Dragon Bleu (équipements pour arts martiaux) - les PME exportent

La puissance de la marque

logo dragon bleu mmaFondée en 2004 par deux anciens d’IBM, Dragon Bleu est devenue en peu d’années un leader en France, et un acteur international de premier plan dans le domaine des arts martiaux et des sports de combat.
Au départ, Dragon Bleu était un site Internet spécialisé dans la vente d’équipements et de produits dérivés. C’est le lancement d’une marque propre, Venum dans un secteur particulièrement dynamique celui du MMA (arts martiaux mixtes), qui allait rapidement conférer une dimension nouvelle à l’entreprise. Cette marque diffusée dans tous les circuits représente désormais plus de 80 % du chiffre d’affaires (15 millions en 2013).
Dragon Bleu emploie 45 personnes. 40 dans son siège de Rungis (Val de Marne) et 4 dans sa filiale de Los Angeles.

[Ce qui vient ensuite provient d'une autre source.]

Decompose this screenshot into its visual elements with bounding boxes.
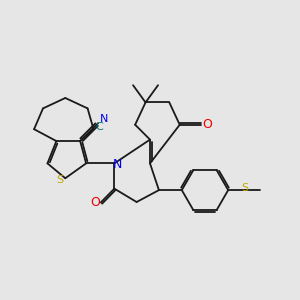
Text: C: C: [95, 122, 103, 132]
Text: S: S: [56, 175, 64, 185]
Text: N: N: [100, 114, 109, 124]
Text: O: O: [202, 118, 212, 131]
Text: N: N: [113, 158, 123, 171]
Text: S: S: [241, 183, 248, 193]
Text: O: O: [91, 196, 100, 209]
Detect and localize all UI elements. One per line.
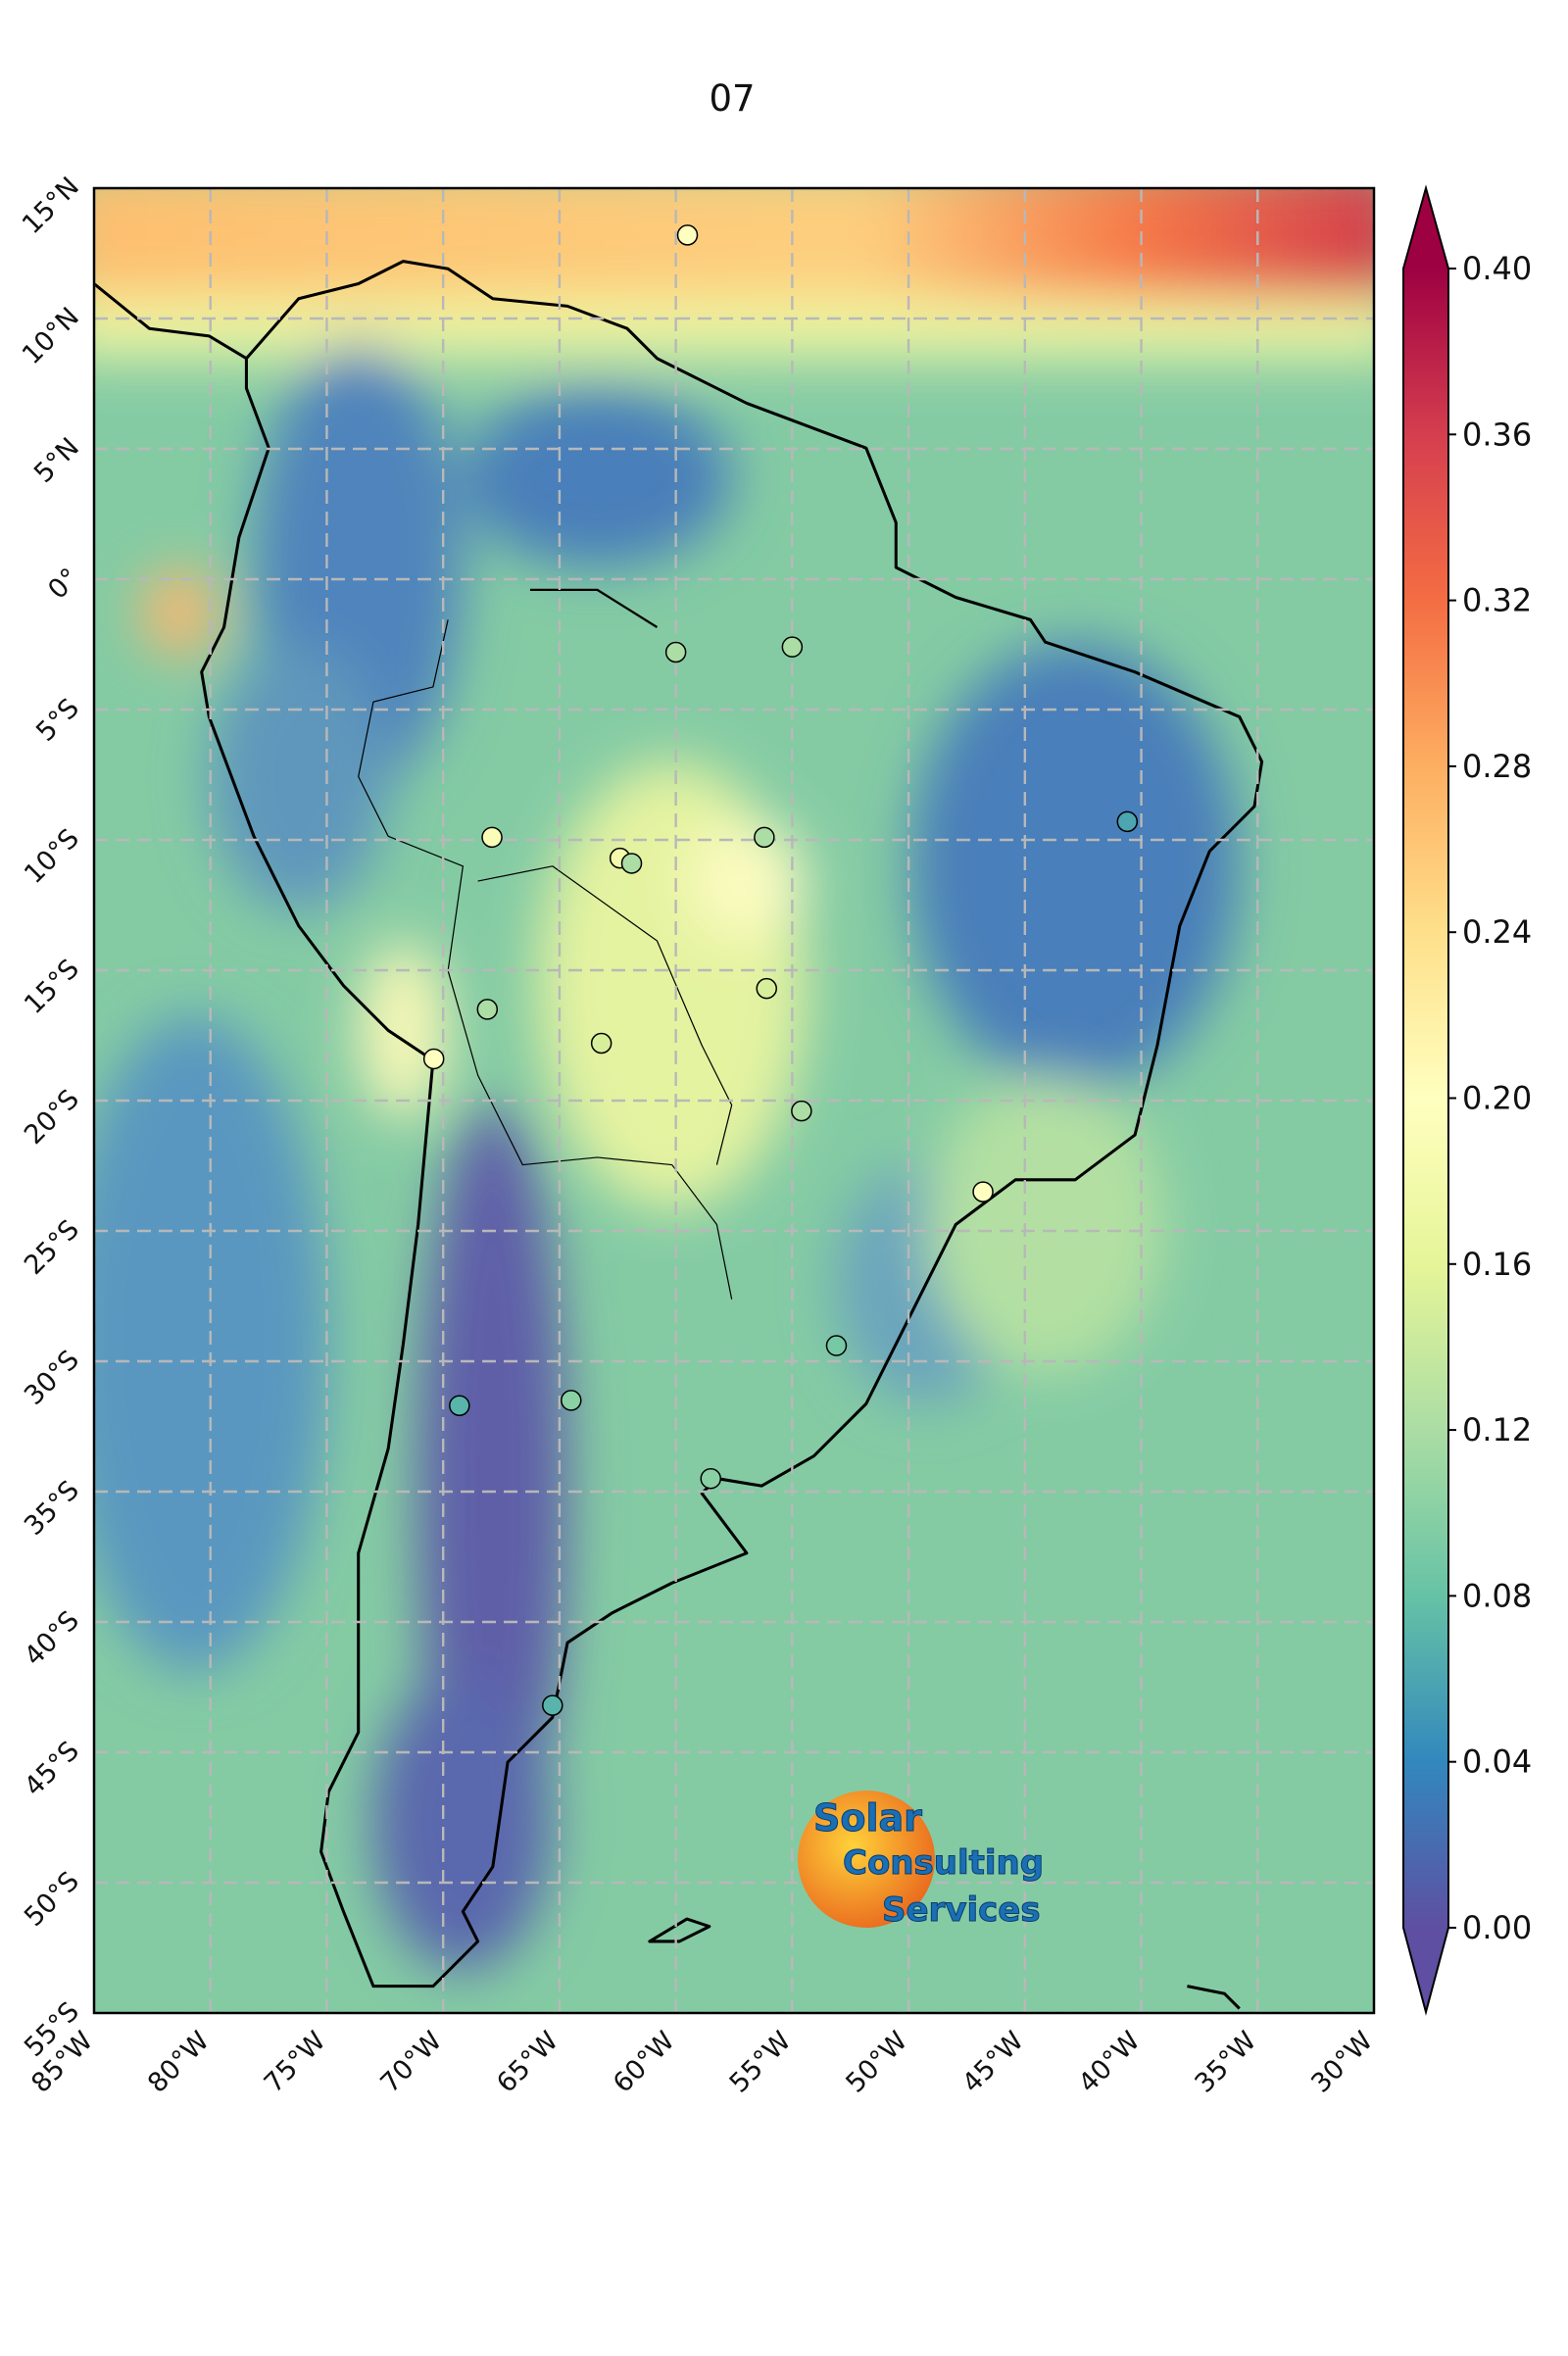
- y-tick-label: 15°S: [19, 954, 85, 1020]
- colorbar-tick-label: 0.00: [1462, 1909, 1532, 1946]
- colorbar-tick-label: 0.36: [1462, 416, 1532, 453]
- station-point: [781, 636, 804, 658]
- station-point: [449, 1395, 470, 1416]
- y-tick-label: 0°: [42, 563, 85, 606]
- station-point: [476, 999, 499, 1020]
- x-tick-label: 50°W: [840, 2026, 913, 2099]
- colorbar: 0.00 0.04 0.08 0.12 0.16 0.20 0.24 0.28 0.32 0.36…: [1402, 184, 1532, 2016]
- station-point: [542, 1694, 564, 1716]
- y-tick-label: 15°N: [17, 172, 85, 240]
- colorbar-tick-label: 0.04: [1462, 1743, 1532, 1781]
- colorbar-extend-min: [1403, 1928, 1448, 2012]
- station-point: [561, 1390, 582, 1411]
- colorbar-tick-label: 0.12: [1462, 1411, 1532, 1448]
- logo-text: Solar: [813, 1796, 922, 1840]
- gridlines: [94, 188, 1374, 2013]
- x-tick-label: 30°W: [1305, 2026, 1379, 2099]
- station-point: [664, 641, 687, 663]
- colorbar-tick-label: 0.40: [1462, 250, 1532, 287]
- x-tick-label: 45°W: [956, 2026, 1030, 2099]
- x-tick-label: 40°W: [1073, 2026, 1147, 2099]
- y-tick-label: 25°S: [19, 1214, 85, 1281]
- station-point: [972, 1181, 994, 1203]
- y-tick-label: 10°N: [17, 302, 85, 370]
- x-tick-label: 65°W: [491, 2026, 564, 2099]
- chart-title: 07: [709, 77, 755, 120]
- y-tick-label: 35°S: [19, 1475, 85, 1542]
- colorbar-tick-label: 0.32: [1462, 582, 1532, 619]
- colorbar-tick-label: 0.28: [1462, 748, 1532, 785]
- x-tick-label: 55°W: [724, 2026, 798, 2099]
- x-tick-label: 80°W: [142, 2026, 216, 2099]
- station-point: [590, 1032, 612, 1055]
- colorbar-tick-label: 0.20: [1462, 1080, 1532, 1117]
- logo-text: Consulting: [843, 1843, 1044, 1883]
- station-point: [422, 1048, 445, 1070]
- x-tick-label: 75°W: [259, 2026, 332, 2099]
- field-blobs: [94, 188, 1374, 1972]
- station-point: [756, 977, 777, 1000]
- y-tick-label: 45°S: [19, 1736, 85, 1802]
- colorbar-extend-max: [1403, 188, 1448, 269]
- station-point: [825, 1335, 848, 1356]
- y-tick-label: 5°S: [30, 693, 85, 748]
- x-tick-label: 70°W: [374, 2026, 448, 2099]
- logo: Solar Consulting Services: [798, 1791, 1045, 1931]
- y-tick-label: 5°N: [28, 432, 85, 489]
- y-tick-label: 40°S: [19, 1605, 85, 1672]
- station-point: [620, 853, 643, 874]
- colorbar-tick-label: 0.16: [1462, 1246, 1532, 1283]
- colorbar-tick-label: 0.24: [1462, 913, 1532, 951]
- colorbar-scale: [1403, 269, 1448, 1928]
- station-point: [791, 1100, 812, 1122]
- x-tick-label: 60°W: [608, 2026, 681, 2099]
- y-tick-label: 50°S: [19, 1866, 85, 1933]
- x-tick-label: 35°W: [1190, 2026, 1263, 2099]
- logo-sun: [798, 1791, 935, 1928]
- y-tick-label: 10°S: [19, 823, 85, 890]
- station-point: [1116, 810, 1139, 833]
- logo-text: Services: [882, 1890, 1041, 1930]
- y-tick-label: 30°S: [19, 1345, 85, 1411]
- y-tick-label: 20°S: [19, 1084, 85, 1151]
- station-point: [754, 826, 775, 849]
- stations: [422, 224, 1139, 1716]
- station-point: [676, 224, 699, 246]
- field: [94, 188, 1374, 2013]
- colorbar-tick-label: 0.08: [1462, 1577, 1532, 1614]
- plot-frame: [92, 186, 1376, 2015]
- station-point: [700, 1467, 722, 1490]
- station-point: [481, 826, 503, 849]
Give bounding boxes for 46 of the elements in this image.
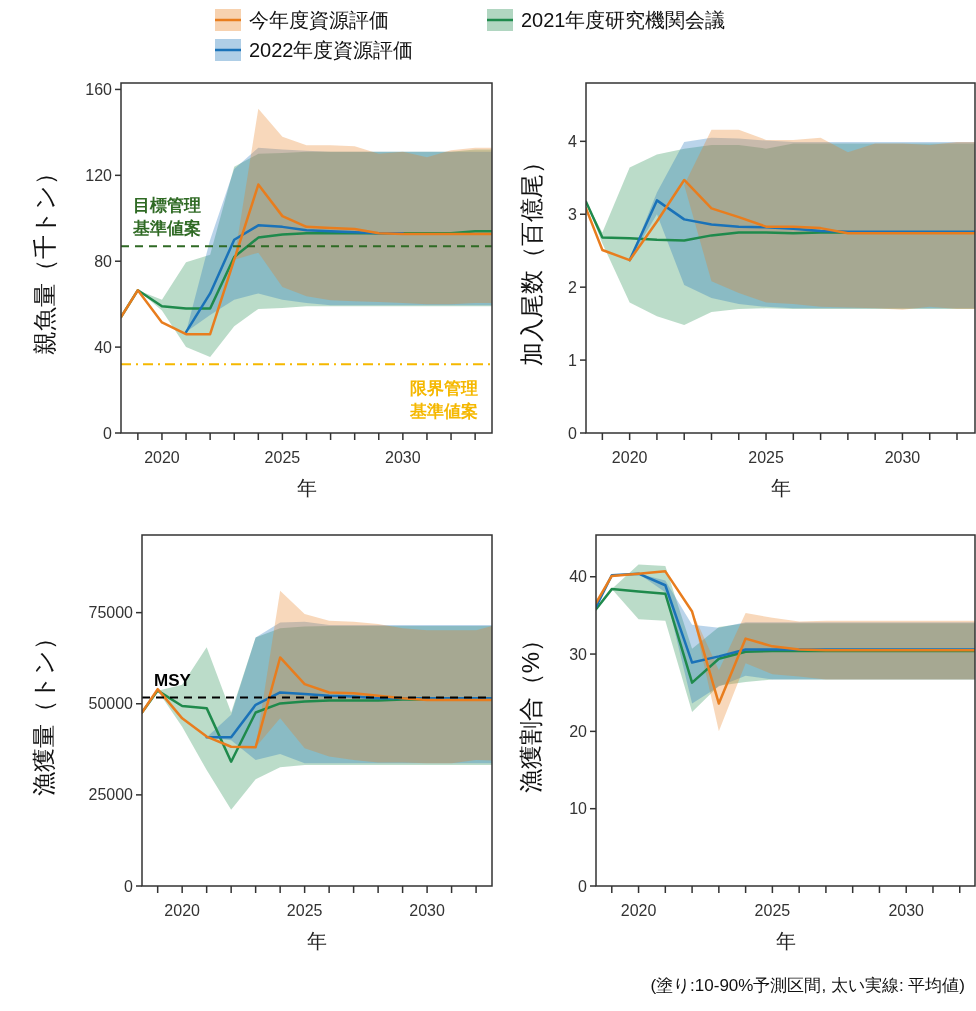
y-tick-label: 10 — [569, 800, 588, 818]
ref-line-label: 目標管理基準値案 — [132, 196, 201, 239]
y-tick-label: 50000 — [88, 695, 134, 713]
legend-label: 2021年度研究機関会議 — [521, 9, 726, 31]
y-tick-label: 0 — [103, 424, 113, 442]
y-tick-label: 4 — [568, 132, 578, 150]
ref-line-label: 限界管理基準値案 — [409, 379, 478, 422]
x-tick-label: 2030 — [385, 449, 421, 466]
y-tick-label: 160 — [85, 81, 113, 99]
legend-label: 2022年度資源評価 — [249, 39, 414, 61]
y-axis-title: 漁獲割合（%） — [517, 627, 544, 794]
y-tick-label: 80 — [94, 252, 113, 270]
y-tick-label: 1 — [568, 351, 578, 369]
x-axis-title: 年 — [307, 930, 327, 952]
y-tick-label: 120 — [85, 166, 113, 184]
y-tick-label: 75000 — [88, 604, 134, 622]
x-tick-label: 2025 — [264, 449, 301, 466]
x-tick-label: 2030 — [409, 902, 445, 919]
x-axis-title: 年 — [296, 477, 317, 499]
x-tick-label: 2020 — [620, 902, 657, 919]
y-tick-label: 25000 — [88, 786, 134, 804]
x-tick-label: 2020 — [164, 902, 201, 919]
y-tick-label: 40 — [569, 568, 588, 586]
x-tick-label: 2030 — [884, 449, 921, 466]
y-tick-label: 3 — [568, 205, 578, 223]
x-tick-label: 2025 — [286, 902, 323, 919]
x-tick-label: 2020 — [144, 449, 180, 466]
y-axis-title: 加入尾数（百億尾） — [518, 150, 545, 366]
y-axis-title: 漁獲量（トン） — [30, 625, 57, 796]
y-tick-label: 20 — [569, 722, 588, 740]
y-tick-label: 0 — [568, 424, 578, 442]
legend-label: 今年度資源評価 — [249, 9, 389, 31]
y-tick-label: 30 — [569, 645, 588, 663]
y-tick-label: 0 — [124, 877, 134, 895]
y-tick-label: 2 — [568, 278, 578, 296]
y-tick-label: 0 — [578, 877, 588, 895]
x-tick-label: 2025 — [748, 449, 784, 466]
x-tick-label: 2030 — [888, 902, 925, 919]
x-tick-label: 2025 — [754, 902, 791, 919]
text: (塗り:10-90%予測区間, 太い実線: 平均値) — [650, 976, 965, 995]
y-axis-title: 親魚量（千トン） — [31, 161, 58, 355]
x-axis-title: 年 — [775, 930, 796, 952]
ref-line-label: MSY — [154, 670, 192, 690]
x-tick-label: 2020 — [611, 449, 648, 466]
y-tick-label: 40 — [94, 338, 113, 356]
x-axis-title: 年 — [770, 477, 791, 499]
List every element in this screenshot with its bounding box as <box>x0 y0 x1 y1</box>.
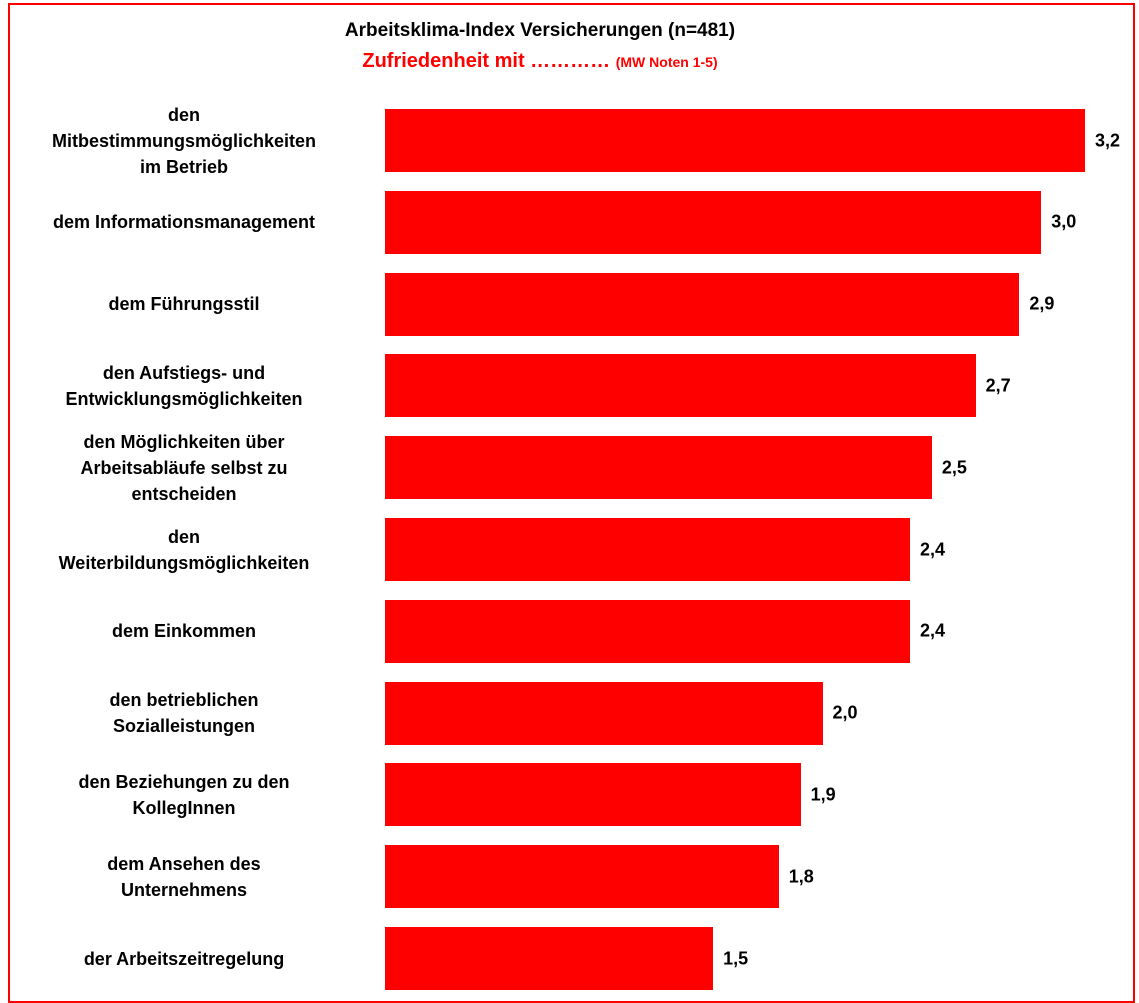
chart-title: Arbeitsklima-Index Versicherungen (n=481… <box>344 20 736 41</box>
category-label: den betrieblichen Sozialleistungen <box>109 690 259 737</box>
chart-subtitle: Zufriedenheit mit ………… <box>362 50 611 72</box>
category-label: der Arbeitszeitregelung <box>83 948 285 969</box>
value-label: 2,5 <box>941 457 967 478</box>
category-label: dem Einkommen <box>111 621 257 642</box>
value-label: 3,0 <box>1051 211 1077 232</box>
subtitle-note: (MW Noten 1-5) <box>615 54 718 70</box>
bar <box>385 681 823 745</box>
bar <box>385 927 714 990</box>
bar <box>385 845 779 909</box>
category-label: den Weiterbildungsmöglichkeiten <box>58 526 310 573</box>
bar <box>385 109 1085 172</box>
value-label: 3,2 <box>1095 130 1121 150</box>
value-label: 1,9 <box>810 784 836 805</box>
value-label: 1,5 <box>723 948 749 968</box>
category-label: dem Führungsstil <box>108 294 260 315</box>
bar <box>385 354 976 418</box>
bar <box>385 190 1042 254</box>
category-label: den Aufstiegs- und Entwicklungsmöglichke… <box>65 362 303 409</box>
value-label: 2,7 <box>985 375 1011 396</box>
chart-subtitle-line: Zufriedenheit mit ………… (MW Noten 1-5) <box>0 50 1080 73</box>
bar <box>385 436 932 500</box>
category-label: dem Informationsmanagement <box>52 212 316 233</box>
value-label: 2,0 <box>832 702 858 723</box>
category-label: den Möglichkeiten über Arbeitsabläufe se… <box>80 431 288 504</box>
value-label: 2,4 <box>920 539 946 559</box>
category-label: den Mitbestimmungsmöglichkeiten im Betri… <box>51 104 317 177</box>
value-label: 1,8 <box>788 866 814 887</box>
value-label: 2,9 <box>1029 293 1055 314</box>
bar <box>385 599 910 663</box>
category-label: dem Ansehen des Unternehmens <box>107 853 261 900</box>
bar <box>385 518 910 581</box>
category-label: den Beziehungen zu den KollegInnen <box>78 771 290 818</box>
value-label: 2,4 <box>920 620 946 641</box>
bar <box>385 272 1020 336</box>
bar <box>385 763 801 827</box>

L’international dans un premier temps se limitait à des commandes émanant de quelques pays francophone, le site de la société n’existant qu’en Français. 2007, marque le véritable démarrage de l’export grâce au potentiel qu’a rapidement incarné Venum. Un e-mail, accompagné d’un catalogue, envoyé dans différents pays allait immédiatement générer des ventes : 28 000 € dès le premier mois.
A partir de ce premier résultat, une véritable stratégie a été mise en place. Elle a consisté à toucher les sites spécialisés, les sites généralistes (Amazon aux USA) ainsi que les circuits classiques généralistes (par exemple Intersport en Grèce) ou les points de vente spécialisés.
Trois commerciaux en France, un aux Etats-Unis sont en charge des contacts et des ventes. 95 % du travail se fait par téléphone ou par mail. Les rencontres physiques, au travers de salons, sont plus rares compte tenu du nombre de pays couverts : plus de 50 : en Europe, en Asie (Japon…), Amériques (USA, Brésil…).
Un élément décisif porteur de succès est le faire-savoir. Celui-ci passe prioritairement par le sponsoring de « combattants », ce qui permet de bénéficier de nombreuses retombées télévisuelles dans un grand nombre de pays, mais aussi de dynamiser la marque sur les réseaux sociaux (1,3 millions de fans sur Facebook…). C’est grâce à ce type de communication que Venum est devenue une marque visible, crédible qui cristallise une image internationale forte.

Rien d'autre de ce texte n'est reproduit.